City council urges no layoffs
The Cambridge City Council unanimously passed two labor-related resolutions on Monday. The first requests that Harvard and MIT cease further layoffs as well as hour, salary, and pay cuts. The second requests that the Cambridge License Commission consider a regulation preventing Cambridge hotels from subcontracting housekeeping services.
Water main repaired
For three days, residents of Boston and surrounding communities have been advised to boil their water following a major water main break Saturday morning. Cambridge residents are not affected because the city receives its water from a different source.
Reed is new chairman
John S. Reed ‘61, SM ‘65 was recently nominated to chair of the MIT Corporation by the Executive Committee. Pending his election to the Corporation on June 4, Reed will succeed Dana G. Mead PhD ’67, who is stepping down as Corporation chair at the end of June.
Unions and students hold ‘solidarity’ event
Last Friday, members and representatives from three MIT-affiliated unions came together in a student-worker solidarity gathering to discuss the current conditions facing MIT workers. Present at the meeting were representatives from the MIT Police Association, Service Employees International Union (SEIU) Local 615, and the Research, Development, and Technical Employees Union as well as Cambridge City Councilor E. Denise Simmons.
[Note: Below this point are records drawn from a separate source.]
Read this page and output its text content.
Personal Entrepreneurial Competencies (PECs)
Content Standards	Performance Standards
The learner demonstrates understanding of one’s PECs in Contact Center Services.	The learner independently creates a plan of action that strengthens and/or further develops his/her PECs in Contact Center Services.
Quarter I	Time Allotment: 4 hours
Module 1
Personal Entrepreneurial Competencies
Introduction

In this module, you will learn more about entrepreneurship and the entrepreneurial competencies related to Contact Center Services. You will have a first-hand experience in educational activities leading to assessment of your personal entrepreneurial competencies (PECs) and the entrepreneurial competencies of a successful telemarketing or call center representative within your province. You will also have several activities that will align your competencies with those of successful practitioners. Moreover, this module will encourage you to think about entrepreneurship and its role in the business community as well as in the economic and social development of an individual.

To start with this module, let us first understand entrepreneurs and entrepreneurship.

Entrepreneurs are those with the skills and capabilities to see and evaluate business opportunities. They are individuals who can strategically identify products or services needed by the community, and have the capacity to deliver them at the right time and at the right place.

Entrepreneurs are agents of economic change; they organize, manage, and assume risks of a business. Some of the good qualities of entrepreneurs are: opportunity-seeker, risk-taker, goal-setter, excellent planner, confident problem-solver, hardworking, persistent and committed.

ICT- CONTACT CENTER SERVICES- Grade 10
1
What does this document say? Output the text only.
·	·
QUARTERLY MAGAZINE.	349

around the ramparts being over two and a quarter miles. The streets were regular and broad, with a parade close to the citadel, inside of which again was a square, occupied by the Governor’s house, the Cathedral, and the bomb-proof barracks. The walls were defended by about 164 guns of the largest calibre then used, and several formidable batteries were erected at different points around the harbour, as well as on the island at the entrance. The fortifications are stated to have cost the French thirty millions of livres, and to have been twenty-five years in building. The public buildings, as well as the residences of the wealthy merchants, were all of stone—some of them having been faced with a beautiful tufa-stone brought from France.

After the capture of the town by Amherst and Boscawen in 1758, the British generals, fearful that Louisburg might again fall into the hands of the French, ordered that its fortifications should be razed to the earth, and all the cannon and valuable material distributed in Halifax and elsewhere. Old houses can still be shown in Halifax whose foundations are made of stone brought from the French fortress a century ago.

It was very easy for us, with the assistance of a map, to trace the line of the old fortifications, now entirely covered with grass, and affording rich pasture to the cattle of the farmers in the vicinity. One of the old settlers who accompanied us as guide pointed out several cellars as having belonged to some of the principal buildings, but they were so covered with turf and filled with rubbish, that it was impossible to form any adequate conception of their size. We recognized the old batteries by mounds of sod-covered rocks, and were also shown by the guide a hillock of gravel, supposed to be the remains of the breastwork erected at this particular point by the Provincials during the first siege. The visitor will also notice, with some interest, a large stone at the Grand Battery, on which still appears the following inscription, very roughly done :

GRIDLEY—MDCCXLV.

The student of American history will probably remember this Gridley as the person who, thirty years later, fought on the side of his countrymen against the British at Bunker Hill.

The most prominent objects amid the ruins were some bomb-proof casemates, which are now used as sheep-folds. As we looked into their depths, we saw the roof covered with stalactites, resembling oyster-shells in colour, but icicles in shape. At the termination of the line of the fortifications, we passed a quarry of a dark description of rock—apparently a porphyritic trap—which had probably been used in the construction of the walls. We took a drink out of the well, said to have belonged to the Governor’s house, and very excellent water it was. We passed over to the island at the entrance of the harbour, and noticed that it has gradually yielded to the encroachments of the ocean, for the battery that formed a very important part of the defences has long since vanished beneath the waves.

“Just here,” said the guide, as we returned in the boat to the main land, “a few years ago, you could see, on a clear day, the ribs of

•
INTERVIEW Leland Cheung’s plan for Cambridge
Leland Cheung, an MBA/MPA student at MIT Sloan School of Business and Harvard Kennedy School of Government, was elected to the nine-member Cambridge City Council in November last year and is currently serving a two year term. In addition to being the first student to be elected to a seat on the council, Cheung is also the council’s first Asian-American member.